European and U.S. futures are trading lower today, as investors are anxious about lofty valuations. Traders are also concerned about the Federal Reserve’s cautionary note about the U.S. economy. The fact that the Fed isn’t confident about the U.S. economic recovery has put traders off.
The Fed has made it clear that the path of recovery is still very dependent on the virus situation. This pandemic is a healthcare crisis, and if the virus situation isn’t contained, especially when the winter flue-season hits, the health crisis can become a lot worse. Yes, the coronavirus situation is improving across the U.S. sunbelt, but the emergence of virus hotspots remains a vital threat.
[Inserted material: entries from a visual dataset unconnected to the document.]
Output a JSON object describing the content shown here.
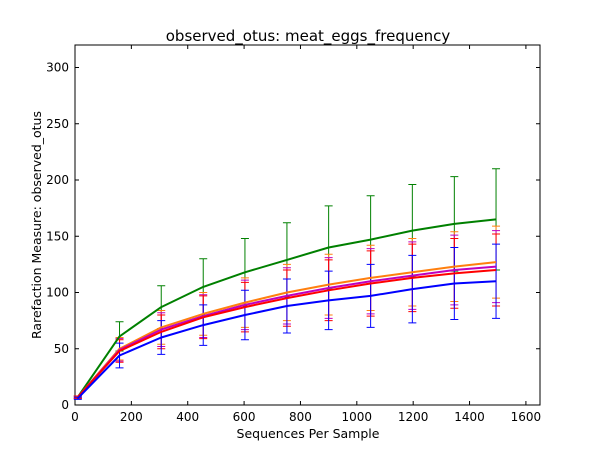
{
  "chart_data": {
    "type": "line",
    "title": "observed_otus: meat_eggs_frequency",
    "xlabel": "Sequences Per Sample",
    "ylabel": "Rarefaction Measure: observed_otus",
    "xlim": [
      0,
      1650
    ],
    "ylim": [
      0,
      320
    ],
    "xticks": [
      0,
      200,
      400,
      600,
      800,
      1000,
      1200,
      1400,
      1600
    ],
    "yticks": [
      0,
      50,
      100,
      150,
      200,
      250,
      300
    ],
    "grid": false,
    "legend": "none",
    "x": [
      10,
      158,
      306,
      455,
      603,
      752,
      900,
      1049,
      1197,
      1346,
      1494
    ],
    "series": [
      {
        "color": "#008000",
        "values": [
          7,
          61,
          87,
          105,
          118,
          129,
          140,
          147,
          155,
          161,
          165
        ],
        "err": [
          1,
          13,
          19,
          25,
          30,
          33,
          37,
          39,
          41,
          42,
          45
        ]
      },
      {
        "color": "#ff7f0e",
        "values": [
          7,
          50,
          69,
          81,
          91,
          100,
          107,
          113,
          118,
          123,
          127
        ],
        "err": [
          1,
          10,
          15,
          19,
          22,
          25,
          27,
          29,
          30,
          31,
          32
        ]
      },
      {
        "color": "#bf00bf",
        "values": [
          7,
          49,
          67,
          79,
          89,
          97,
          104,
          110,
          115,
          120,
          123
        ],
        "err": [
          1,
          10,
          15,
          19,
          22,
          25,
          27,
          29,
          30,
          31,
          32
        ]
      },
      {
        "color": "#ff0000",
        "values": [
          7,
          48,
          65,
          78,
          87,
          95,
          102,
          108,
          113,
          117,
          120
        ],
        "err": [
          1,
          10,
          15,
          19,
          22,
          25,
          27,
          29,
          30,
          31,
          32
        ]
      },
      {
        "color": "#0000ff",
        "values": [
          6,
          44,
          60,
          71,
          80,
          88,
          93,
          97,
          103,
          108,
          110
        ],
        "err": [
          1,
          11,
          15,
          18,
          22,
          24,
          26,
          28,
          30,
          32,
          33
        ]
      }
    ]
  }
}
Investors should be taking comfort in the Federal Reserve’s comment, not the other way around. If the Fed sees the economic recovery from the same lens as some of the policymakers in Washington-who are responsible for delaying the second stimulus check- the Fed could possibly change its narrative on its monetary policy. A hawkish monetary policy may not be positive for the equity markets.
We all know that the global stock market is addicted to quantitative easing. The absence of Q.E. or tapering of Q.E. could create real chaos in the markets, and this could happen at the wrong time. For that reason, we believe that the Federal Reserve has sent the dovish message as a precaution. That’s because they want to see a few more sets of economic readings, and especially how the containment of the coronavirus plays out, before they alter their view.
Another factor that is upsetting the market players is the simmering geopolitical tensions between the U.S. and China. In a recent move, the Trump administration poked China once again yesterday. The U.S. announced it is suspending its extradition treaty with Hong Kong. The U.S. is also ending its reciprocal tax treatment with Hong Kong, and all these measures are due to the new security law imposed in Hong Kong by China.
As mentioned several times before, China is a sleeping giant, and so far, we have not seen China adopting aggressive measures. It has only announced retaliatory actions. An aggressive action would be when China starts to poke the U.S. and begins to take measures that could really annoy them.
Investors are also praying that Washington policymakers come to their senses and start acting in favor of the nation and stop playing politics. Both Democrats and Republicans are miles apart in terms of the second stimulus aid package, which is desperately needed, as the U.S. economy is more likely to stall in the absence of it. Even if both starts negotiating the second stimulus aid package again, reaching an accord is still highly unlikely until next month. It is small to medium-size businesses that are likely to suffer the most. Democrats and Republicans have indicated that they are likely to revive the stalled negotiations again.
In the currency market, we have seen the dollar index pairing some of its losses. A small retracement after a massive sell-off is not an unusual activity. The fact is, there was nothing in the Federal Reserve’s statement indicating that the Fed is thinking of a change in its monetary policy stance. It is highly unlikely that there will be any change in their monetary policy at least until the end of the third quarter. And only after that, there could be some hints of the Fed altering its monetary policy-provided that the recovery remain stable and the coronavirus situation is contained. This means the current retracement in the dollar index could be nothing more than just profit-taking among traders.
The strength in the dollar index triggered the initial sell-off in gold prices, but the shiny metal has pared some of yesterday’s lits yesterday’s losses. Looking at the price action on a daily chart, the upward trend for the gold price is still robust, and it is likely that the price may continue its upward move.
Oil prices have eased off from their five-month high mainly because OPEC+ wasn’t confident that oil demand has much of an upside. OPEC+ had a cautionary tone in relation to oil demand, and this has taken some wind out of the oil trade. OPEC+ said the pace of global economic recovery is slower than the expectations. They also cautioned about the impact of the second coronavirus outbreak and its adverse influence on the global economy. The cartel urged other member nations to respect their oil quotas and to adhere to strict discipline in terms of oil production.